Но Том н его хозяин не вошли в дом через парадный вход, как какие-нибудь графы или епископы, нет, они обошли дом кругом, и долго же им пришлось кружить; они вошли в дом через черный ход, а дверь им открыл зевавший прислужник; а потом они прошли по маленькому коридору, где их встретила домоправительница, одетая в такой красивый цветастый халат, что Том принял ее за миледи. И она принялась давать Граймсу наставления, как и что сделать, как если бы это он сам полез в трубу, а Граймс лишь кланялся и тихонько шипел Тому:
— Слышал, негодник?
Том слушал и запоминал — все, что мог.
Потом домоправительница отвела их в огромную залу, вся мебель там была укрыта коричневой бумагой, и велела им приступать к делу таким громким и величественным голосом, что Том задрожал. Но хозяин пнул его пару раз, после чего Том полез прямо в камин и стал карабкаться вверх по дымоходу. А в комнате устроилась горничная, чтобы присматривать за мебелью.
Не могу сказать тебе точно, сколько труб уже вычистил Том на своем коротком веку. Сколько же труб было в Усадьбе? Он потерял им счет. К тому же они не были похожи на привычные городские трубы. Такие еще встречаются в старых деревенских домах — большие и изогнутые, к тому же дом без конца перестраивали, меняли и трубы, так что местами один дымоход переходил в другой. Том совсем заблудился среди них. Правда, его это совсем не волновало, хотя вокруг царил кромешный мрак, он ведь привык к темным трубам так же, как крот привыкает к своему подземелью. Но вот наконец он спустился вниз, как ему казалось, туда же, откуда и начал. И оказался на каминном коврике в комнате, каких он еще никогда не видел.

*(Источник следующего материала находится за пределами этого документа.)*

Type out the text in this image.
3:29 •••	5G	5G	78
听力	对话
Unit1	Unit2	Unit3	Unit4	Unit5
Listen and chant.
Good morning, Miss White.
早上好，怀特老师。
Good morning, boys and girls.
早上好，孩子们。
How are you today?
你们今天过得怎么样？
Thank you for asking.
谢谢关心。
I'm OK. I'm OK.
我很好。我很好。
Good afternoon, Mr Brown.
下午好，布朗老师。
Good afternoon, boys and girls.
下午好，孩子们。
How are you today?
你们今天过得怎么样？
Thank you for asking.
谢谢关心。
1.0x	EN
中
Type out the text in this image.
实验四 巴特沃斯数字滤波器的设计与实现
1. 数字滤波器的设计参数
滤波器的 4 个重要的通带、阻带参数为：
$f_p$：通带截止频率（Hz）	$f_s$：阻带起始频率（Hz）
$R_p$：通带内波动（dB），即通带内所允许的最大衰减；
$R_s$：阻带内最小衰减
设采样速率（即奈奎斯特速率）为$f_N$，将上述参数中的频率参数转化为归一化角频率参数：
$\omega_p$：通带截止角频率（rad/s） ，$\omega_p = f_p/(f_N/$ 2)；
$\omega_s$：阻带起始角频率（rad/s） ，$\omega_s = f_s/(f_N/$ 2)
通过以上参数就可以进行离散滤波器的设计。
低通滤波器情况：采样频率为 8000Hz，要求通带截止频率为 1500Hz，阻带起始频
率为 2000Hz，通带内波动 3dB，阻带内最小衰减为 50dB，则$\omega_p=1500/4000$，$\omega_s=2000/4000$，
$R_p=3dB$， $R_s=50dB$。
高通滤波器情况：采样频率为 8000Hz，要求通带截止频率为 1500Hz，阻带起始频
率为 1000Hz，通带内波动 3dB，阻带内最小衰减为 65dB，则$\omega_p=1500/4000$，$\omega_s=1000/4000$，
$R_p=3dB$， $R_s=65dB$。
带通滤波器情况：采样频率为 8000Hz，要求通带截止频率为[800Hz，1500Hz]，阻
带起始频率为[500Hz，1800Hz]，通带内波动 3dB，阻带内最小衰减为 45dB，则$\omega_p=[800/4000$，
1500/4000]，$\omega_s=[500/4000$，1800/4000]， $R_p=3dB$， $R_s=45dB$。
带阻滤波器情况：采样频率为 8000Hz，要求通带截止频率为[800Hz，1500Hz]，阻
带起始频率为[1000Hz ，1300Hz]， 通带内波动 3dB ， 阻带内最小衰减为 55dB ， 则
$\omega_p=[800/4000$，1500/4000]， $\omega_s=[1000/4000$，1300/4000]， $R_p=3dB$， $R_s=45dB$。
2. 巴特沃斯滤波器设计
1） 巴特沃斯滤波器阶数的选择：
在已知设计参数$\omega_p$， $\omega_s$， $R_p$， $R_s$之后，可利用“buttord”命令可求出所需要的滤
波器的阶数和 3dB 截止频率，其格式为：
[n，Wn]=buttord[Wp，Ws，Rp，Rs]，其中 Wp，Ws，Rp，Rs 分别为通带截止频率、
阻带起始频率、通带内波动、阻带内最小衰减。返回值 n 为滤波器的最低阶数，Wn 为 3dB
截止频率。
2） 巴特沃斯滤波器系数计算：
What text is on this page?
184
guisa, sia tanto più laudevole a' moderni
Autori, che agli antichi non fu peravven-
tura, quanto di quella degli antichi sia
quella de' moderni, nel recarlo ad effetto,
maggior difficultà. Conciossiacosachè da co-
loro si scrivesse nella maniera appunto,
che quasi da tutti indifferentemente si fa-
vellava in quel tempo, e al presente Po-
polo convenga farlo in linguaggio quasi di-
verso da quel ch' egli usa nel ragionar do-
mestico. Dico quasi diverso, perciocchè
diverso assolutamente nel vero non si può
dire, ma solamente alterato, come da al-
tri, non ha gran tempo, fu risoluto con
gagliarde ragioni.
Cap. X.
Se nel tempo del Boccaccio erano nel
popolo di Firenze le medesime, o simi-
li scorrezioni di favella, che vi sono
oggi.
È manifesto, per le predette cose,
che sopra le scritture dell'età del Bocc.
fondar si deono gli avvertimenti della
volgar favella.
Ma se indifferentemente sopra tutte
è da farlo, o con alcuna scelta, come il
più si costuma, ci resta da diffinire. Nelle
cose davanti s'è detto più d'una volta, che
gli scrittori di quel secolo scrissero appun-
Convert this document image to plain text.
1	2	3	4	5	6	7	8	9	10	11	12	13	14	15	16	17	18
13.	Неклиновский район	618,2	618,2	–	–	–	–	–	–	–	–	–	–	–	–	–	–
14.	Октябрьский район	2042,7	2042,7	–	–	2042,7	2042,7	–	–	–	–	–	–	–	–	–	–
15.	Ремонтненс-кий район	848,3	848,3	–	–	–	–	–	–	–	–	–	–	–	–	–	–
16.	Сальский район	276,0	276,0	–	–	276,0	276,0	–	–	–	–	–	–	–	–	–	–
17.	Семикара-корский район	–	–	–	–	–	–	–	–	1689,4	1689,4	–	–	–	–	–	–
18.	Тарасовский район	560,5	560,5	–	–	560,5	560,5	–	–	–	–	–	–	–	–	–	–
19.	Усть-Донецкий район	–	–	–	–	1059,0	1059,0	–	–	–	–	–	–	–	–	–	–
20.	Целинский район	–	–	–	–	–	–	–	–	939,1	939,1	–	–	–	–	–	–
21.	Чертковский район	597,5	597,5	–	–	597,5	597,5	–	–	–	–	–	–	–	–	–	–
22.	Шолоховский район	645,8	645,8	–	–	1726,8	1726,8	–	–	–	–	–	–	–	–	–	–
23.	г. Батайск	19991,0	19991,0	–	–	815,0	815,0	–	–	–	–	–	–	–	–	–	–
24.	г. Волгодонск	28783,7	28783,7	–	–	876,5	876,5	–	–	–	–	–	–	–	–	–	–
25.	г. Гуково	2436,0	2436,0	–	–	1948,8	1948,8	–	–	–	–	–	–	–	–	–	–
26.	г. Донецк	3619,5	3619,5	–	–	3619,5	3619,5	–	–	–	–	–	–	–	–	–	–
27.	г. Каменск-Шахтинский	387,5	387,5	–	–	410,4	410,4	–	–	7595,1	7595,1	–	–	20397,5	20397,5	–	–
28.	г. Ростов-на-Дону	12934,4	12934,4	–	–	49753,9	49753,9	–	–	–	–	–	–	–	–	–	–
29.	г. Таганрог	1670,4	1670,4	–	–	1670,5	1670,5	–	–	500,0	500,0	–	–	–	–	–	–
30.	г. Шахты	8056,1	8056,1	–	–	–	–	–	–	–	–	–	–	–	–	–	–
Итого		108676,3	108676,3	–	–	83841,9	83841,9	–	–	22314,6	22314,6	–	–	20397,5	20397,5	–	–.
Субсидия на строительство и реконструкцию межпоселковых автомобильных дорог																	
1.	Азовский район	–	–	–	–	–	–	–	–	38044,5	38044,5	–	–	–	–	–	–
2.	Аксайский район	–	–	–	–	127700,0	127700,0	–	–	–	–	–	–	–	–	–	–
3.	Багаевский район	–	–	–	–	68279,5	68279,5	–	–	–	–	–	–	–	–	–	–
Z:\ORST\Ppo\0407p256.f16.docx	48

Да, никогда еще он такого не видывал. Ему не приходилось бывать в благородных домах, а там, где он бывал, ковры к их приходу свертывали, занавески убирали, мебель накрывали бумагой и тряпками, а картины — специальными фартуками. Случалось ему, правда, задумываться над тем, как же выглядят комнаты после того, как трубы прочищены и все чехлы сняты. И вот он увидел как, и ему это очень понравилось.
Комната была вся в белом — белые занавески на окнах, белый полог у кровати, белая мебель, белые стены; на полу цветастый ковер, на стенах картины в золоченых рамах. На картинах были изображены дамы и господа, собаки и кони. Кони ему понравились, а собаки не очень, среди них не было ни бульдогов, ни терьеров. Две картинки поразили его сильнее всего. Одна ему понравилась. На ней был изображен мужчина в длинной хламиде, а вокруг него стояли дети и их мамы. Неплохая картинка для комнаты, где живет леди, — а что здесь живет леди, Том не сомневался.
На другой картинке был нарисован человек, прибитый гвоздями к кресту, и это Тома поразило. Где-то он уже видел похожую картинку, но зачем она здесь? «Бедняга!» — подумал Том. Но зачем же неизвестная леди повесила такую картинку у себя в комнате? Может, это ее родственник, убитый дикарями? Тому стало грустно, и он отвернулся.